Congress is also complicit. A fundamental concept of aviation is that of cockpit resource management (CRM). Gone are the days of aviation when an aircraft captain was the onboard equivalent of God who suppressed any attempt by his crew to question his decisions. Nowadays, crewmembers are expected to speak up and tell the captain when he’s acting foolish. Too many airplanes have crashed and too many people have died because copilots sat quietly by and let their captain make deadly mistakes.

Today, Congress has abdicated its responsibility to speak up when the president is wrong. Partisanship has triumphed over the rule of law in both parties. Democrats protected Obama as he ran roughshod over the Constitution and Republicans are doing the same thing for Donald Trump. As Congress fails to take the controls, the graveyard spiral steepens.

Finally, an airplane needs fuel to recover and our national engines are almost to the point of burning fumes. Aside from the national graveyard spiral toward an autocratic presidency, our most pressing national emergency is the fact that our deficit is at a record high. At more than $22 trillion, our national debt is 20 percent larger than our GDP. The United States is rapidly spiraling toward Greek and Italian levels of debt. As the world superpower and guarantor of the world reserve currency, our extreme levels of debt not only threaten our economy but that of the rest of the world as well.

Both parties are filled with deficit hawks but only when they are out of power. However, when in control of the levers of government, all either party seems to be able to think of is borrowing and spending on the priorities of its base. While compromise is rare in American government these days, the parties can usually find a shared interest in spending increases.

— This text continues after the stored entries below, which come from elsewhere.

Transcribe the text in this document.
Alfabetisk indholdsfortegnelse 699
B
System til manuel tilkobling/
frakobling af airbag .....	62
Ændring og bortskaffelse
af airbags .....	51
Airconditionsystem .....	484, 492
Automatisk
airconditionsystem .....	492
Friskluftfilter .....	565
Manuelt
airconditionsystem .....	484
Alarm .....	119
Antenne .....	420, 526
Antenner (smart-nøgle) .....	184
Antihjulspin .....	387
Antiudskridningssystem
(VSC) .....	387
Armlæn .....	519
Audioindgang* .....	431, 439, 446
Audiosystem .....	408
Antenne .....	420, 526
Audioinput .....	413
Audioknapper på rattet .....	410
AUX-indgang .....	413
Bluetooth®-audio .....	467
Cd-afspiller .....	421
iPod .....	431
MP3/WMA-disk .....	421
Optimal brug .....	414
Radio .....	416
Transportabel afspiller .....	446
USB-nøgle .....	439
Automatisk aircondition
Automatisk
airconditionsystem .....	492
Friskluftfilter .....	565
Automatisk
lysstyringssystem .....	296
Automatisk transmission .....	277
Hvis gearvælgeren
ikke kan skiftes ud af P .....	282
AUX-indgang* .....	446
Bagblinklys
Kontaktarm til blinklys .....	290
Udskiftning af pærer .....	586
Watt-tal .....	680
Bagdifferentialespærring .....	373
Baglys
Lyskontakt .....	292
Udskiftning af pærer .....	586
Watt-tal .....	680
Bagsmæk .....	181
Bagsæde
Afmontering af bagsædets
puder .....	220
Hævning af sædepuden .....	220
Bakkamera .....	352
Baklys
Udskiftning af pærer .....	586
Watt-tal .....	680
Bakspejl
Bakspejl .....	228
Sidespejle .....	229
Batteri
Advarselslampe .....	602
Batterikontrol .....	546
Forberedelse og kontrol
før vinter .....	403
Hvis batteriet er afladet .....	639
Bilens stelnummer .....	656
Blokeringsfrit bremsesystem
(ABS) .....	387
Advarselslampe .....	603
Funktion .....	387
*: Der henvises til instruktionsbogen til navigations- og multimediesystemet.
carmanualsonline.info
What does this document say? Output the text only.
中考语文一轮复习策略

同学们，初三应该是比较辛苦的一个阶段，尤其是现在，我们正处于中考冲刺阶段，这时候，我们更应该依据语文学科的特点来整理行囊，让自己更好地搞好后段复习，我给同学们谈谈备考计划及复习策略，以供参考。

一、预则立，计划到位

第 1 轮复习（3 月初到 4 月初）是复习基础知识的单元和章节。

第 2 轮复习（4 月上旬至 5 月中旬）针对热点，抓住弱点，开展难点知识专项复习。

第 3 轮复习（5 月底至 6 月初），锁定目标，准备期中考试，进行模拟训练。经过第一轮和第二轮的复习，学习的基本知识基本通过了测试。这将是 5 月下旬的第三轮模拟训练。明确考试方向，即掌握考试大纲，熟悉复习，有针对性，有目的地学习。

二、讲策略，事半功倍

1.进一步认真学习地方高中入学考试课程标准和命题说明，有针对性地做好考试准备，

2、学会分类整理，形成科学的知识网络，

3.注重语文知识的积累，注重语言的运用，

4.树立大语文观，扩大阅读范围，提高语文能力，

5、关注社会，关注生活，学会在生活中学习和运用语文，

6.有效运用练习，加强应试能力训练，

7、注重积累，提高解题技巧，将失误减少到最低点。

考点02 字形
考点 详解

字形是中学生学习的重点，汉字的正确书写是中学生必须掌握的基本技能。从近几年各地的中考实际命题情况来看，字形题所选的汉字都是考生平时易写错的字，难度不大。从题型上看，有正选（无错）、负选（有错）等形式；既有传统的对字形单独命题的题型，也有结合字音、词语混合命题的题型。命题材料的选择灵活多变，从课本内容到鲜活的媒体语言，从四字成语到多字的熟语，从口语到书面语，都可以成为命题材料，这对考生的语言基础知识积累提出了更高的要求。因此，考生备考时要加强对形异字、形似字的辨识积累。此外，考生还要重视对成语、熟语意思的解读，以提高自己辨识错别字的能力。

As we gear up to pick a new captain next year, remember the graveyard spiral, a situation in which the people at the controls are literally flying into the ground. Don’t subjectively rate candidates by the seat-of-your-pants feeling that they are steady pilots. Instead, rate them objectively by whether they follow the principles and guidelines laid out in the Constitution, our national operating manual, and whether their policies will leave us out of control and out of fuel. Picking a good pilot who follows the guidelines and who can bring the entire crew of the country together to work toward a common purpose is essential if we are to avoid a catastrophic crash.